April 2021

Deep Dive, Exits, M&A

David Rangel

Considering M&A: why and when?

This article forms part of our Deep Dive on:

The M&A Playbook for Startup Founders

See more →

This is part 2 in our Deep Dive on M&A for startup founders.


It seems strange to think about “preparing” for M&A as an early stage founder. After all, isn’t it a long time away? And isn’t an IPO the bar all VC-backed founders are aiming for? Isn’t thinking about, let alone mentioning, potentially being acquired a faux pas in VC circles?

We think this view is antiquated and short sighted. Of course, we are not trying to lower anyone’s expectations - we love a good IPO (or direct listing, or SPAC) as much as the next VC. But we think that being aware of the potential dynamics around an eventual exit, and M&A’s role therein, is both realistic and opportunistic.

Why realistic? Because very few companies actually become public. In fact, there is a decades-long trend towards fewer IPOs, with M&A being by far the primary (~90%) form of exit for VC-backed startups [1]. To learn more, we encourage readers to take a look at Michael Mauboussin’s excellent report from mid-2020: Public to Private Equity in the United States: A Long-Term Look. On this specific topic, the key exhibit is on page 45:

Given this data, it would be foolhardy for founders to believe they are 100% destined for public greatness. We encourage and try to help founders to get to a blockbuster IPO, but we also want them to be ready for possible non-public scenarios.

Why opportunistic? We encourage our founders to prepare and be ready for all eventualities. As we’ll see below, an acquisition does not mean you have failed - in fact, it can be the exact opposite. Having the right mindset and preparation can mean the difference between optimizing a process if/when it presents itself and rushing into a half-baked situation.

How may M&A opportunities present themselves? As you can imagine, M&A situations can run the gamut from trying to engineer an “acquihire” all the way to fending off Big Tech giants hell-bent on throwing money at you. The spectrum can be boiled down to three broad scenarios:

  1. It’s your only option - this is the situation that you will hopefully not find yourself in. In this situation, you’ve reached an impasse in your journey and have to fabricate interest in your company or assets. Hopefully you will have something valuable that will interest a buyer, but it could be as dire as just trying to save them the time it would take to hire a similar team.

  2. It’s your best strategic option - you may be doing well, but you see a limit to how far you may be able to go it alone. Or you see the potential in combining with a larger entity and taking advantage of their strengths (e.g., technology, distribution, capital) in order to maximize your impact.

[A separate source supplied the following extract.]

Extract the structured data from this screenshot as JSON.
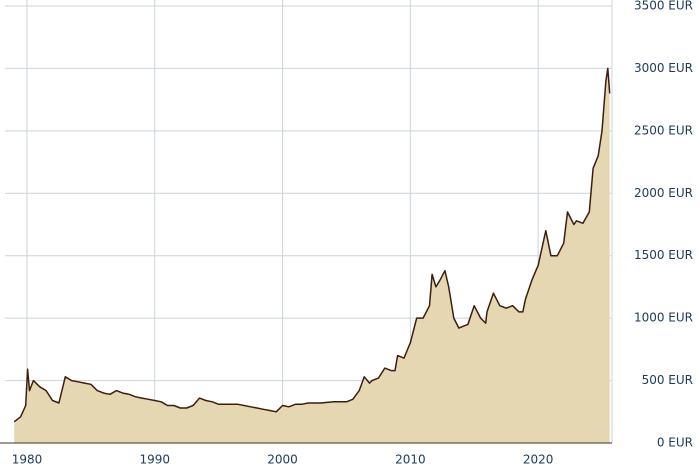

  3. You just can’t say no - you are likely doing great, you are worth a lot of money to an acquirer and they will try to make it worth your while to combine forces. They may even make it so that you, or your Board, find it impossible to walk away.

In all three situations, as different as they are, knowing the key dynamics of M&A and being prepared are extremely important to maximizing your opportunities.

So what should you do? We’ll get into this in the next few posts. But one important place to start is to identify your universe of possible acquirers - you should be aware of who they are. Usually, your potential acquirers will be (in rough order of likelihood):

  • Direct competitors

  • Adjacent or complementary products

  • Channel or supply chain partners

  • Customers

  • Private equity / buyout firms

Once you know who is in your acquirer universe, you can start to get into their heads - both understanding them better and making them aware of you. That’s what the next section in this Deep Dive will cover.


[1] While we are currently (early 2021) in the middle of a SPAC boom of sorts, it’s not clear how long this will continue. And it’s not at all likely that this will reverse the long-term trend towards fewer public companies and IPOs as VC exits.